Considérant qu’aux termes du premier alinéa de l’article 3 du décret du 13 février 1991 : "Avant d’ouvrir un compte, l’organisme financier s’assure de l’identité de son co-contractant, par la présentation, lorsqu’il s’agit d’une personne physique, d’un document officiel portant la photographie de celle-ci.
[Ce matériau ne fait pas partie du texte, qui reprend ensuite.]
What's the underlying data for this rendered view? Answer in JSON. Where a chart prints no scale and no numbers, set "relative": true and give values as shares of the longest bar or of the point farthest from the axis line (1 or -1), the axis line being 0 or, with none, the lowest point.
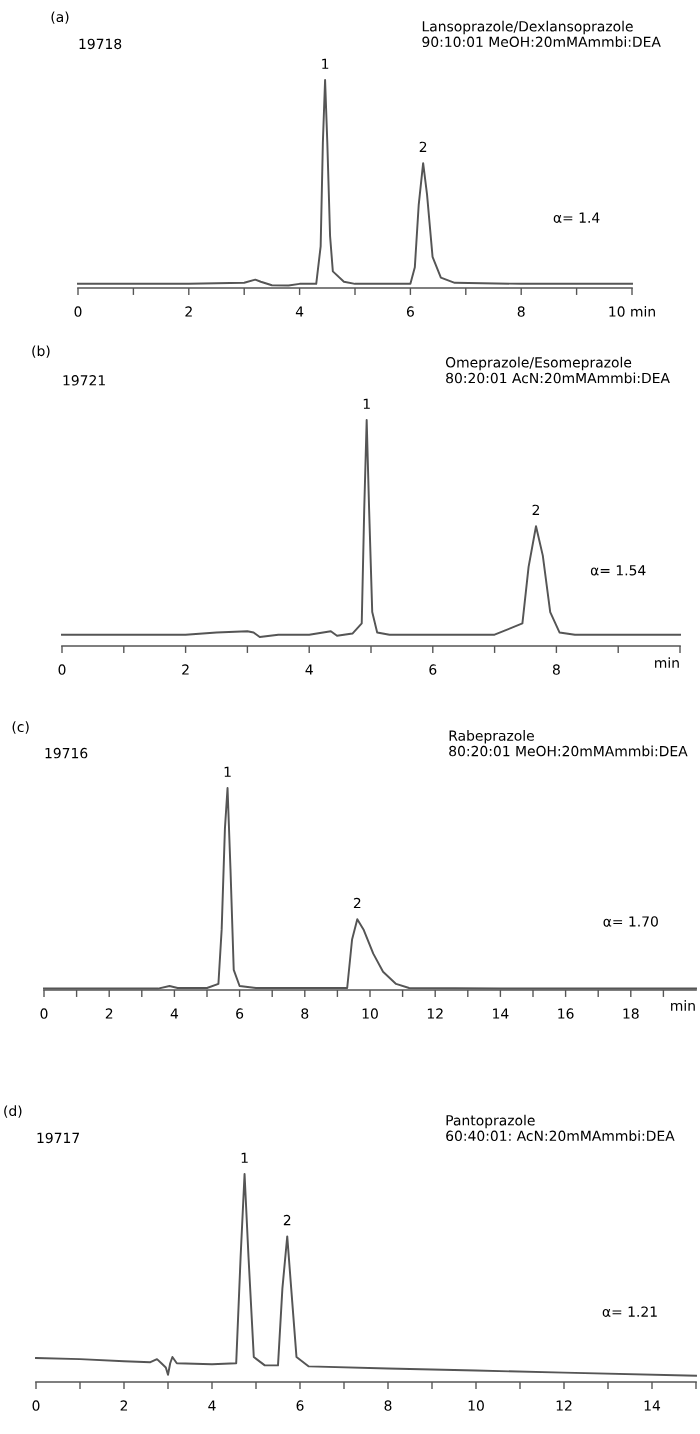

L’organisme financier conserve les références ou la copie de ce document" ; que la commission, après avoir constaté que la BANQUE DE L’ILE-DE-FRANCE ne contestait pas qu’au moment de l’inspection, elle ne disposait, pour le tiers des comptes qu’elle avait ouverts au nom de personnes physiques, ni des références ni de la copie du document exigé par l’article 3 ci-dessus, n’avait pas à préciser la date exacte à laquelle cette infraction avait été relevée ni à identifier chacun des comptes concernés ;

Considérant qu’en relevant que la BANQUE DE L’ILE-DE-FRANCE reconnaissait ne pas disposer, contrairement aux prescriptions de l’article 2-b du règlement du 15 février 1991 du comité de la réglementation bancaire et financière, d’un système de surveillance permettant de s’assurer du respect des procédures internes de prévention du blanchiment des capitaux, la commission bancaire a décrit de façon suffisamment précise l’infraction qu’elle a entendu sanctionner ; qu’il ressort des termes mêmes de sa décision qu’elle a pris en compte les observations de la BANQUE DE L’ILE-DE-FRANCE faisant valoir que, postérieurement à l’inspection diligentée par la commission, elle avait commencé à mettre en place un tel système ; que la commission a également décrit avec une précision suffisante les carences du système de contrôle des opérations mis en place par la BANQUE DE L’ILE-DE-FRANCE ;

Considérant qu’il résulte de tout ce qui précède que la BANQUE DE L’ILE-DE-FRANCE n’est pas fondée à demander l’annulation de la décision de la commission bancaire du 14 janvier 2002 ; qu’il y a lieu, dès lors, de rejeter également ses conclusions tendant à ce que l’Etat soit condamné à lui verser la somme qu’elle demande en application de l’article L. 761-1 du code de justice administrative ;

D E C I D E :

Article 1er : La requête de la BANQUE DE L’ILE-DE-FRANCE est rejetée.

Article 2 : La présente décision sera communiquée à la BANQUE DE L’ILE-DE-FRANCE, à la commission bancaire et au ministre de l’économie, des finances et de l’industrie.